Making decisions like that is why we have courts. They are responsible for deciding whether a particular act was murder or self-defense, whether something is pornography or art, whether something is protected or forbidden by the Constitution, etc.
They're far from perfect, but is it better to give the power to control digital communications to a few corporations?
It does though. For example, it gives them the power to refuse to remove false information without being held responsible for it, which the first amendment does not give to publishers like the NYT.
Newspaper publishing is opt in; that is, anything published they chose to publish.
Websites that allow third parties to post content on them is opt out; that is, anything published did so without initial moderation.
If a website operator posts their own statements, they can theoretically be found to be libelous. They can't be held accountable for posts by other people. Newspapers potentially can (though I've never seen a court case where a newspaper was sued for something in the Opinion section), but they -chose- to publish that item.
Realistically websites should be thought of as a public bulletin board. Should you be able to sue the person who put up the bulletin board, for content that was posted to the bulletin board by other people?
I understand the nuance you describe, but the situation I described is, at times, a problem with Section 230. For example:
> When a US Army reservist found herself at the center of a conspiracy about the coronavirus earlier this year, her life was upended.
> Hoax peddlers on the internet falsely claimed that Maatje Benassi was somehow the world's COVID-19 patient zero. Over time, conspiracy theorists posted at least 70 videos across multiple YouTube channels claiming that Benassi had brought the virus into the world. Along with those videos came death threats, which Benassi and her husband, Matt, took seriously.
> But at first, the couple did not know how to respond. Trolls hiding behind aliases on the internet were almost impossible to find, and the Benassis could not sue YouTube for allowing the content to be posted because of a now-controversial law known as Section 230.
My understanding is that you would sue the person who originally posted the content. You can sue "John Doe" and subpoena the social media companies and internet service providers for information to identify the poster.
Which the removal or not of Section 230 doesn't change. No matter what the law says, no matter what culpability exists, if you can't afford a lawyer, you're not getting anything. An issue with the law in the US, but hardly relevant to the issue at hand.
But YouTube has deep pockets, so if you could sue YouTube, lawyers would work on contingency. What lawyer would take a John Doe case on contingency?
Worse, what if the defamer is able to hide their identity or from a jursdiction that doesn't care about an order from US courts? In that case, even paying for a lawyer won't help.

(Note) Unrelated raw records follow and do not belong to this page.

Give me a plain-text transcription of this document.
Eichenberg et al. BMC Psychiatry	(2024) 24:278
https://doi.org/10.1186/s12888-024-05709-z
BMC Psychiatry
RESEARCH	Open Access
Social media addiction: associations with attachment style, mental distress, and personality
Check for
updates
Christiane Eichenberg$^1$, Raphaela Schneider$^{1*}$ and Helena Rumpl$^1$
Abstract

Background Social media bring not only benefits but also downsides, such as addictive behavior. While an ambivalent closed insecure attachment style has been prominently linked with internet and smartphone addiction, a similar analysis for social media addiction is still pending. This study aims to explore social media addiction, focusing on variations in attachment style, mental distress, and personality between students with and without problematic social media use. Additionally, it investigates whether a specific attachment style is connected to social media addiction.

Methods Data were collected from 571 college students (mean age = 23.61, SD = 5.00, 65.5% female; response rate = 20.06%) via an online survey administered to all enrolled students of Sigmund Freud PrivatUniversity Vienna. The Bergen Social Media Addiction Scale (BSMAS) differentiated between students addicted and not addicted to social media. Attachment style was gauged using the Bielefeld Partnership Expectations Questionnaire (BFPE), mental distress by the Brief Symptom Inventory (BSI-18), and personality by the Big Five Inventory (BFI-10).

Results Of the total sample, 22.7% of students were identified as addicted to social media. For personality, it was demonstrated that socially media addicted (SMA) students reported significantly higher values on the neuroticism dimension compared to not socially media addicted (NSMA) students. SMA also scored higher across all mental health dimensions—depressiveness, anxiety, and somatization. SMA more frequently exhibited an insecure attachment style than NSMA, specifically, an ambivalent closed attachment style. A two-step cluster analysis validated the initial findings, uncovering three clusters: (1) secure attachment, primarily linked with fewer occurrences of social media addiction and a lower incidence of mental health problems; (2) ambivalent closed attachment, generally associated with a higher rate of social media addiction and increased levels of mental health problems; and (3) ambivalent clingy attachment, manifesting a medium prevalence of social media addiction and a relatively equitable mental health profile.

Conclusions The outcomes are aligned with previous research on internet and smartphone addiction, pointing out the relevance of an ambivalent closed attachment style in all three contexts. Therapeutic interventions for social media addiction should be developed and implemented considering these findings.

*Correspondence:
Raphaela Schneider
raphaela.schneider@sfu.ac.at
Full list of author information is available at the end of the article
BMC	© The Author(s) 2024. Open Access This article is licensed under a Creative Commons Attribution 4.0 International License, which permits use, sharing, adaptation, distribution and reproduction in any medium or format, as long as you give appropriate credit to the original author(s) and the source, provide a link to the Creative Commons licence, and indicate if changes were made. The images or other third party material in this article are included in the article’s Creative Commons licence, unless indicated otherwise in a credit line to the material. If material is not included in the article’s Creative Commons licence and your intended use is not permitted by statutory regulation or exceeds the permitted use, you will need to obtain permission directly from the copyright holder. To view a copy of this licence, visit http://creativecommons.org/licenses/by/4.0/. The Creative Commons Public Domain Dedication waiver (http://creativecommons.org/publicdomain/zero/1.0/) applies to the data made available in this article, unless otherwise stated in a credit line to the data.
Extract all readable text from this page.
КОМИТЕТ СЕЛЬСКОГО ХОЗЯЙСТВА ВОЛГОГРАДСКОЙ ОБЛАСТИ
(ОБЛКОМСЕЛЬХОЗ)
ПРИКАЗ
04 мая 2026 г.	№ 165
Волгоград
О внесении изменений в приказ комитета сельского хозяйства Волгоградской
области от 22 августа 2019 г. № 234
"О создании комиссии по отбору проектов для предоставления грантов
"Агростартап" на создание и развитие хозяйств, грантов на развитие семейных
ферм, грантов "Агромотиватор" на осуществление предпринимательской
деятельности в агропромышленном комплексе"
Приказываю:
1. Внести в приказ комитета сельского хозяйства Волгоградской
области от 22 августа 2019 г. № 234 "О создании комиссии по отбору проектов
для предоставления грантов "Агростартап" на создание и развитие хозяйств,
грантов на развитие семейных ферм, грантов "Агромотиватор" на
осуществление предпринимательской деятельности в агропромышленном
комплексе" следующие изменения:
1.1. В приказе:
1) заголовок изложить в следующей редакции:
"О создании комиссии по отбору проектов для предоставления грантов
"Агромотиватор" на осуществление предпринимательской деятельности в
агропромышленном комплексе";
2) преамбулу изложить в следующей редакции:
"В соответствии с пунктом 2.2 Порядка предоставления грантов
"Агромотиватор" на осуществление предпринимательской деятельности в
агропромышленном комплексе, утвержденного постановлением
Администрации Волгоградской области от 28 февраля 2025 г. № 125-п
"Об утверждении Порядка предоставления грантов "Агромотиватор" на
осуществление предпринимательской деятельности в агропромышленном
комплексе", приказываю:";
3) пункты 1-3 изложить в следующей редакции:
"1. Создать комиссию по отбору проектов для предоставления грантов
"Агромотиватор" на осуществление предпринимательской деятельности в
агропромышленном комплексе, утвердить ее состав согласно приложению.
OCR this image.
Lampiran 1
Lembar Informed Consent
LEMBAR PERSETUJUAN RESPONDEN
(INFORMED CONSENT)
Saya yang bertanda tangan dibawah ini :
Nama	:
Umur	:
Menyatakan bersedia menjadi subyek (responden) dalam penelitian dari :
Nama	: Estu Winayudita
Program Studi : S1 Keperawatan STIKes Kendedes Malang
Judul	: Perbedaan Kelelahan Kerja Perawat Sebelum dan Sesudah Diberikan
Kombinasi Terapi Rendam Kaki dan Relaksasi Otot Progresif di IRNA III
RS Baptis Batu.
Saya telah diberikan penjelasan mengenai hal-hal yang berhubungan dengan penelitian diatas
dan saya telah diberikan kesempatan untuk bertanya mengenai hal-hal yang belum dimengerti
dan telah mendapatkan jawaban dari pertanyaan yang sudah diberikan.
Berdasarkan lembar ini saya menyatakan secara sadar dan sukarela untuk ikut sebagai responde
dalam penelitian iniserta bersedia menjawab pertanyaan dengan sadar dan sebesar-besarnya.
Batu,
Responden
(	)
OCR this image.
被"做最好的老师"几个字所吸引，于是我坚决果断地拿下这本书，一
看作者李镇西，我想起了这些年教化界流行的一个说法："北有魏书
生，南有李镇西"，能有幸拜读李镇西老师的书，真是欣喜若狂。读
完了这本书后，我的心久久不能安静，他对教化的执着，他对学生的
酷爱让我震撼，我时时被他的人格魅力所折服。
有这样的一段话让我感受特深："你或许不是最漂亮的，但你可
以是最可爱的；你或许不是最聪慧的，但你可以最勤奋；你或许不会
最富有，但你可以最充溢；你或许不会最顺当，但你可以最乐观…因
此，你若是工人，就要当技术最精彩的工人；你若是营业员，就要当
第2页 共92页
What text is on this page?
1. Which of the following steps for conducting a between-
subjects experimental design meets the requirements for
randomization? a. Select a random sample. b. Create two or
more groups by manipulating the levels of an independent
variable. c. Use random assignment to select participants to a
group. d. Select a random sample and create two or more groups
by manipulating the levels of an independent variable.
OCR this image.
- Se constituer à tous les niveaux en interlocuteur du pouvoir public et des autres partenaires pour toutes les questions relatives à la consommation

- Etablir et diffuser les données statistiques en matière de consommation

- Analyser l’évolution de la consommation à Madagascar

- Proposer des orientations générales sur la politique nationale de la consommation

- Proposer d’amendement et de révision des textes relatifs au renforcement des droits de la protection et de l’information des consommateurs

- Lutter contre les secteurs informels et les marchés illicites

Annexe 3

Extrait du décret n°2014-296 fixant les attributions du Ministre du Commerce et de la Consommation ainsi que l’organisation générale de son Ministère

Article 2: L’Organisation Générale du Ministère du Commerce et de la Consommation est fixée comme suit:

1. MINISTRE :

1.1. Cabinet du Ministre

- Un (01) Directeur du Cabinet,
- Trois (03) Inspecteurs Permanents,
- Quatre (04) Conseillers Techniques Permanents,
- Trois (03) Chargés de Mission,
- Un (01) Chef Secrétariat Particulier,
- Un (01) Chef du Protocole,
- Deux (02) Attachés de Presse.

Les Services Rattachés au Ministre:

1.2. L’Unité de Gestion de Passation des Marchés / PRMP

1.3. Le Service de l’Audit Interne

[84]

That’s not true. The liability shield only covers content produced by other entities, e.g. tweets. Twitter is still liable for content it produces itself, such as fact checks and trend summaries.
Likewise, the New York Times is liable for the articles published by its own writers, but it bears no liability for the comments section.
But the NYT can carry liability for letters to the editor published in its dead tree format -- see https://www.rcfp.org/supreme-court-will-not-hear-letter-edit... as an example of a local newspaper being held liable for letter-to-the-editor-published defamation.
The CDA draws a bright line between content "authored" by a firm and content "made available." In practice, that line is fuzzy.
As a hypothetical example, Twitter probably should face liability if it took a random tweet (say) accusing Bezos of pedophilia and made an editorial decision to promote that tweet to all its users, but it could still plausibly claim that it was just making the content available.
It's a complicated topic, and I don't know where the best balance lies.
The tweet promotion is an interesting point, but the letter to the editor is easier IMO. It's assumed that a human has read and selected the letter to the editor, which is why they'd have liability. For the promoted tweet, my first reaction would be to say, if a human affirmatively promoted it, they'd be liable. If it's pure algorithm, they wouldn't be if they took it down when served a notice.
That’s not the current situation under Section 230. You can even re-tweet or forward content posted by someone else and not be liable. Only the original author is liable. This is sensible baca use otherwise all sorts of innocuous relaying, trending and categorisation activity normal of forums and social media that affect the scope and visibility of posts could trigger liability.
> The liability shield only covers content produced by other entities
That's what I meant, but you're right, I wasn't entirely clear. Thanks.
That's a protection that neither social media nor the NYT (for comments) would have without Section 230 if they do any moderation (at least according to Stratton Oakmont, Inc. v. Prodigy Services Co.)
> the power to refuse to remove false information without being held responsible for it, which the first amendment does not give to publishers like the NYT
Yes, the First Amendment does protect speech that gives false information. We had a recent HN thread on just this topic:
Please don't post flamewar comments to HN. The site is overrun with this kind of thing at the moment, and we're banning accounts who do it. I'm not going to ban yours because it doesn't look like you've been making a habit of it, but please review https://news.ycombinator.com/newsguidelines.html and stick to the intended use of the site from now on.
They're far from perfect, but is it better to give the power to control digital communications to a few corporations?